Uncorking China's Wine Market(2)

By Ulysses Auger, Jeann  2012-4-12 16:32:57

Regardless of the product category, Chinese customers often have enduring "country-of-origin" biases, and wine follows this pattern. The association between wine and France is particularly strong, with domestic brands mimicking French imagery on packaging and vintage naming conventions. On the import side, French labels account for almost half of all wine imported into China. When pressed about their perception of brands and vintages, many consumers said their perception of France as the leading wine country is a primary factor in their purchase decisions. According to the manager of Scarlett, a prominent wine bar in Beijing, "The Chinese are big fans of Bordeaux and not very curious about other wines."

In response to changing customer perceptions of wine, domestic firms have begun to adjust their marketing strategies. While domestic wine brands have traditionally focused on lower price tiers, producers are increasingly looking to move further up-market, investing in world-class equipment and seeking out international best practices. Some Chinese-produced wines have already received international recognition for their efforts, with one producer recently winning Decanter magazine's "Middle East, Far East & Asia" category for red wines. At the same time, with the increasing spread of wealth beyond the largest coastal cities, China's wine market is now expanding into smaller markets across the country.

Both Chinese nationals and foreign investors are seeking ways to capitalize on the booming Chinese wine market. Within this market, the relative unsophistication, yet increasing purchasing power, of the Chinese consumer presents tremendous investment opportunities with multiple means of entry. Recent examples of entries into this sector include Chinese purchases of foreign vineyards, full-service distributors catering to the unique qualities of the Chinese market, and high-net-worth Chinese investing in wine as part of their wealth management strategies.

Investing in Terroir

Most attention-grabbing among these modes of market entry, however, has been Chinese investors' acquisition of foreign vineyards. Among the first was the 2008 purchase of a Bordeaux chateau by the Cheng family of Qingdao, China.

After an extensive search, the Cheng family chose Chateau Latour-Laguens, a 150-acre property in southeast Bordeaux. Although the Chengs had been historically involved in importing wine from other global wine centers, such as South Africa and Australia, their search for property focused exclusively on Bordeaux. Family member Daisy Cheng noted France's strong reputation in the Chinese market as the key factor in the selection: "The Chinese consider French wine to be the most authentic."

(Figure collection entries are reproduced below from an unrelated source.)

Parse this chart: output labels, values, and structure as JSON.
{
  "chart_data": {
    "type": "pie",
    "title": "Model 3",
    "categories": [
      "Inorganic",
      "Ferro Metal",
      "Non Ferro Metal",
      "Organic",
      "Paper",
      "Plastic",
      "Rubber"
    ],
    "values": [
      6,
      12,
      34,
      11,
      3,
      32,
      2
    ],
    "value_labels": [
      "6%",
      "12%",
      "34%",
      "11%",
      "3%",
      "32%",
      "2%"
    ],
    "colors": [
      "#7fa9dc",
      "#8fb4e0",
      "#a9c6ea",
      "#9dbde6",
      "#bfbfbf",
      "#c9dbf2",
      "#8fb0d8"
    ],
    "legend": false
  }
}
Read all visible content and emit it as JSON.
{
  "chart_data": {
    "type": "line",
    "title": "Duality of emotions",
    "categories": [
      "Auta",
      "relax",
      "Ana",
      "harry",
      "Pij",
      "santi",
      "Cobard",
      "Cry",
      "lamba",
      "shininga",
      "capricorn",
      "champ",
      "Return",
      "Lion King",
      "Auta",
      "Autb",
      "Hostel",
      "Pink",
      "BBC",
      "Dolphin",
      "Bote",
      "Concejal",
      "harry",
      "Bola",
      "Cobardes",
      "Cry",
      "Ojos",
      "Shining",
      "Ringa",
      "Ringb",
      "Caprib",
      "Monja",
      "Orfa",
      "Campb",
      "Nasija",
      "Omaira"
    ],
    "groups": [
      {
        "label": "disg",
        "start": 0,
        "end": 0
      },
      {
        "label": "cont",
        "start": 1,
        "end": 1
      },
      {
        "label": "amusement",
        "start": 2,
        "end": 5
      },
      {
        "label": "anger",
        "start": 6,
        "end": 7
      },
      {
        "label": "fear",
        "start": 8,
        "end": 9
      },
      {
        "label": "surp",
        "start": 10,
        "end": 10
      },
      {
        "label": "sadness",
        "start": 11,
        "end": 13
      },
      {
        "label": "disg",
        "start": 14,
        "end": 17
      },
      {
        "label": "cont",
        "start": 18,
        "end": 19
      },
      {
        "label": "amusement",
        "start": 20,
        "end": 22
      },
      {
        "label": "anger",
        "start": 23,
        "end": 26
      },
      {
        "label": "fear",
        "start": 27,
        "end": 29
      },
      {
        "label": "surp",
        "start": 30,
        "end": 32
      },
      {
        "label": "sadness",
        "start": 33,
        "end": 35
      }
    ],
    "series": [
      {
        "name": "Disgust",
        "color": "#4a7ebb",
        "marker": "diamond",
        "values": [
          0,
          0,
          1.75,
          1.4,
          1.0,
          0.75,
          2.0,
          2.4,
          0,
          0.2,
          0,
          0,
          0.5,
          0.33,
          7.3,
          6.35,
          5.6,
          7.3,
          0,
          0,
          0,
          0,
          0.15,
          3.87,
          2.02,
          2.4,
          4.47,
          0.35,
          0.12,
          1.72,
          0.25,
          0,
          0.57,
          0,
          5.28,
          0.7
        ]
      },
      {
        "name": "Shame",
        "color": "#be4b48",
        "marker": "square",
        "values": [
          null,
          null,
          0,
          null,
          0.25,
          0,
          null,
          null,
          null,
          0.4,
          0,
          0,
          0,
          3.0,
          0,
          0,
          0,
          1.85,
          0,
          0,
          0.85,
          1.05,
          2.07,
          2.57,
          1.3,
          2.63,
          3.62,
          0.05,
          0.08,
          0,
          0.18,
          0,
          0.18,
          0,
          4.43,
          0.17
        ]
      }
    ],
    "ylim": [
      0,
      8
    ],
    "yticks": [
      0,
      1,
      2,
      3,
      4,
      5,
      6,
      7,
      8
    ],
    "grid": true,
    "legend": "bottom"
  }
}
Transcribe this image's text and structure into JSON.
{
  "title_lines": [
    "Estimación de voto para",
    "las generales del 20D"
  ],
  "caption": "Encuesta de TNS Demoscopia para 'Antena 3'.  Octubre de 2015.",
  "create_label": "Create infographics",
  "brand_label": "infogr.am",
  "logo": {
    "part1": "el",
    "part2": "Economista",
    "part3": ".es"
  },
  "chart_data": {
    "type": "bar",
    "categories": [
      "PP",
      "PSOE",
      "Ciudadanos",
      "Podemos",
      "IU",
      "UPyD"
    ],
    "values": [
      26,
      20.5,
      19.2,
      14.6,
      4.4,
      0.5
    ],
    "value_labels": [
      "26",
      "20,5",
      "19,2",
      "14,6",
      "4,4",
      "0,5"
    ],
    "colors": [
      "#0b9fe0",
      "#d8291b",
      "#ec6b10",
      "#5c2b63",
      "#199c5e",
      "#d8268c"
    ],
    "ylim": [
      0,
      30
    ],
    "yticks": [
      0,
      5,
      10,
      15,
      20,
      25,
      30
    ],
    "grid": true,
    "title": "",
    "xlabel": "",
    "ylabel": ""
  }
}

Since purchasing Latour-Laguens, the family has transformed the vineyard's strategy to focus exclusively on exporting to the Chinese market. To drive name recognition back in China, Cheng said that the family has done extensive newspaper advertising in target markets. In addition, the winery received a tremendous amount of attention within both the Chinese and international press for the acquisition, providing significant exposure. The family has subsequently worked to upgrade the winery. As Cheng noted, "we have invested in the most advanced equipment in order to produce the highest quality wine. We have also restored the historic premises."

Following the 2008 acquisition and with the continuing strength of the Chinese economy, other Chinese parties have made foreign purchases. Perhaps most significant was the 2011 purchase of the Bordeaux property Château Viaud by COFCO. This RMB100 million (US$15.2 million) deal, by the owner of China's high-volume Great Wall domestic wine brand, was seen as legitimizing overseas acquisitions. Property agents in Bordeaux report an increasing number of inquiries from potential Chinese investors, sparking talk of a wave of Chinese purchases in coming years.

While Bordeaux has received the greatest attention, Chinese entities are broadening their scope to other major wine-producing regions. COFCO also purchased a high-volume Chilean winery in 2010. In addition, deals have taken place in other wine production centers such as California's Napa Valley and New Zealand. In 2010, Dynasty Wine announced plans to spend up to RMB900 million (US$150 million) to acquire vineyards overseas, although it has yet to make a purchase. After the Chilean and French acquisitions, Wu Fei, COFCO's wine and spirits branch head, discussed the company's commitment to additional purchases, noting that "the next purchase might happen in Australia or the United States, and we are also eyeing other places."

While this growing trend of overseas purchases shows no sign of abating, some wonder if resistance to Chinese ownership will grow. Past peaks in foreign acquisitions elicited significant protectionist concerns. In the Chinese context, however, issues have thus far appeared relatively muted and limited to minor cultural challenges, e.g., a misunderstanding between Chinese investors and a French vineyard over which nation's property laws should apply to the acquisition. Instead, Chinese investors -- and, even more importantly, Chinese consumers -- were cited as the "saviors of Bordeaux" by The Financial Times, helping to revive a region struggling through declining demand from recession-battered developed markets as well as increasing New World competition.